The government has agreed to delay the implementation of domestic reverse charge VAT for construction services by a year, until October 2020.
The move follows intense lobbying by the construction industry, which had warned that companies were not ready for what will be a significant change to the management of their business finances as the necessary information had not filtered through in time.
Last month a coalition of construction associations wrote to the chancellor of the exchequer asking for a six-month delay to the planned 1st October 2019 introduction of reverse charge VAT. They warned that customers paying VAT directly to HM Revenue & Customs instead of to the service supplier would have a disruptive impact on contractors’ cashflow, for which they needed to prepare.
It also coincided with the disruption of Brexit, and no one knowing what is going on there or what preparations might be required.
The chancellor has now given an additional 12 months for the construction industry to prepare – double what was asked for.
In a briefing note, HM Revenue & Customs said: “Industry representatives have raised concerns that some businesses in the construction sector are not ready to implement the VAT domestic reverse charge for building and construction on 1st October 2019.
“To help these businesses and give them more time to prepare, the introduction of the reverse charge has been delayed for a period of 12 months until 1st October 2020. This will also avoid the changes coinciding with Brexit.
“HMRC remains committed to the introduction of the reverse charge and has already increased compliance resource. It has put in place a robust compliance strategy for tackling fraud in the construction sector using tried and tested compliance tools.
“In the intervening year, HMRC will focus additional resource on identifying and tackling existing perpetrators of the fraud. It will also work closely with the sector to raise awareness and provide additional guidance and support to make sure all businesses will be ready for the new implementation date.
“HRMC recognises that some businesses will have already changed their invoices to meet the needs of the reverse charge and cannot easily change them back in time. Where genuine errors have occurred, HMRC will take into account the fact that the implementation date has changed.
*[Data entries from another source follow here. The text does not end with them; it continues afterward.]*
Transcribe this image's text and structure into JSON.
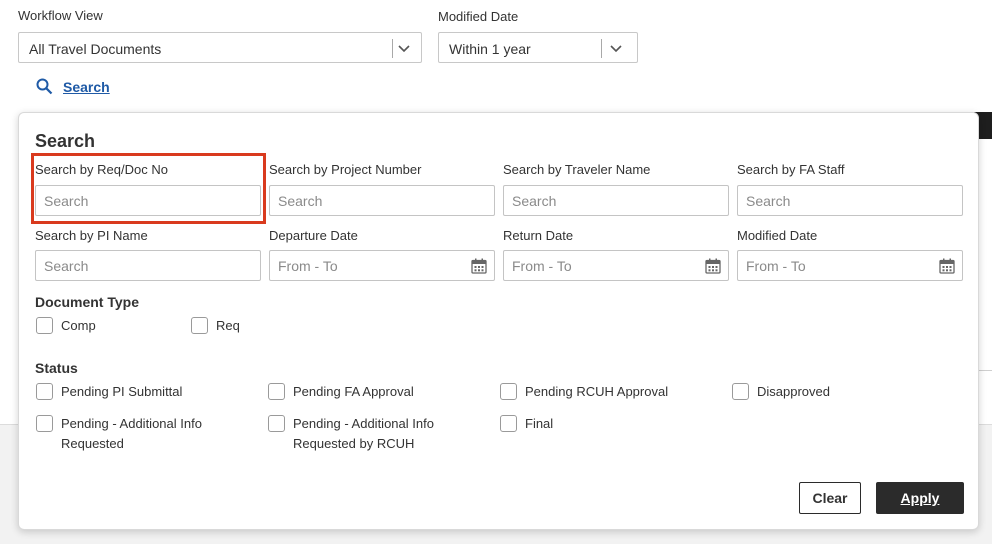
{
  "filters": {
    "workflow_view": {
      "label": "Workflow View",
      "value": "All Travel Documents"
    },
    "modified_date": {
      "label": "Modified Date",
      "value": "Within 1 year"
    },
    "search_link": "Search"
  },
  "search_panel": {
    "title": "Search",
    "fields": {
      "req_doc": {
        "label": "Search by Req/Doc No",
        "placeholder": "Search"
      },
      "project": {
        "label": "Search by Project Number",
        "placeholder": "Search"
      },
      "traveler": {
        "label": "Search by Traveler Name",
        "placeholder": "Search"
      },
      "fa_staff": {
        "label": "Search by FA Staff",
        "placeholder": "Search"
      },
      "pi_name": {
        "label": "Search by PI Name",
        "placeholder": "Search"
      },
      "departure": {
        "label": "Departure Date",
        "placeholder": "From - To"
      },
      "return": {
        "label": "Return Date",
        "placeholder": "From - To"
      },
      "modified": {
        "label": "Modified Date",
        "placeholder": "From - To"
      }
    },
    "document_type": {
      "title": "Document Type",
      "options": [
        "Comp",
        "Req"
      ]
    },
    "status": {
      "title": "Status",
      "options": [
        "Pending PI Submittal",
        "Pending FA Approval",
        "Pending RCUH Approval",
        "Disapproved",
        "Pending - Additional Info Requested",
        "Pending - Additional Info Requested by RCUH",
        "Final"
      ]
    },
    "buttons": {
      "clear": "Clear",
      "apply": "Apply"
    }
  },
  "colors": {
    "link": "#1f5aa6",
    "highlight": "#d93a1e",
    "apply_bg": "#2b2b2b"
  }
}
“Some businesses may have opted for monthly VAT returns ahead of the 1 October 2019 implementation date which they can reverse by using the appropriate stagger option on the HMRC website.”
The news has received a warm welcome from industry associations.
Federation of Master Builders chief executive Brian Berry, who took a leading role in the lobbying campaign, said: “I’m pleased that the government has made this sensible and pragmatic decision to delay reverse charge VAT until a time when it will have less of a negative impact on the tens of thousands of construction companies across the UK. To plough on with the October 2019 implementation could have been disastrous given that the changes were due to be made just before the UK is expected to leave the EU, quite possibly on ‘no-deal’ terms. The situation hasn’t been helped by the poor communication and guidance produced by HMRC. Despite the best efforts of construction trade associations to communicate the changes to their members, it’s concerning that so few employers have even heard of reverse charge VAT. Indeed, according to research by the FMB published in July, more than two-thirds had not heard of the VAT changes and of those who had, around the same number hadn’t prepared.”
The Building Engineering Services Association (BESA) was another signatory to the letter sent last month to chancellor Sajid Javid seeking an extension.
BESA chief executive David Frise said: “This is a big win for our members. Thanks to the concerted advocacy efforts of the FMB, BESA, and other trade bodies, common sense has prevailed. If the government had not delayed the changes, many SMEs would have been caught off guard, facing increased burden and restricted cash flows while simultaneously bracing for the serious disruptions caused by the UK’s planned withdrawal from the European Union on 31st October.
“This gives us plenty of time to help businesses plan a smooth transition in the way VAT is charged by October 2020.”
The National Federation of Builders (NFB) was another signatory to the letter. Its chief executive, Richard Beresford, said: “Contractors and subcontractors weren’t ready for reverse charge VAT and we are delighted that the government has listened to our industry campaign to seek a delay.”
The FMB’s Brian Berry concluded: “It is reassuring that the government has listened to the construction industry, which has come together to make clear to the government that sticking to the October 2019 timetable could lead to a loss of productivity, reduced cashflow and in the worst cases, lead to a hit on jobs, tipping some companies over the edge. What’s required now is for the government and industry to work together to deliver a sector-wide communications campaign, which must include plain English guidance on the changes. We also want to work with the government to deliver workshops aimed at construction employers, held in locations across the country, to explain what’s happening and why.”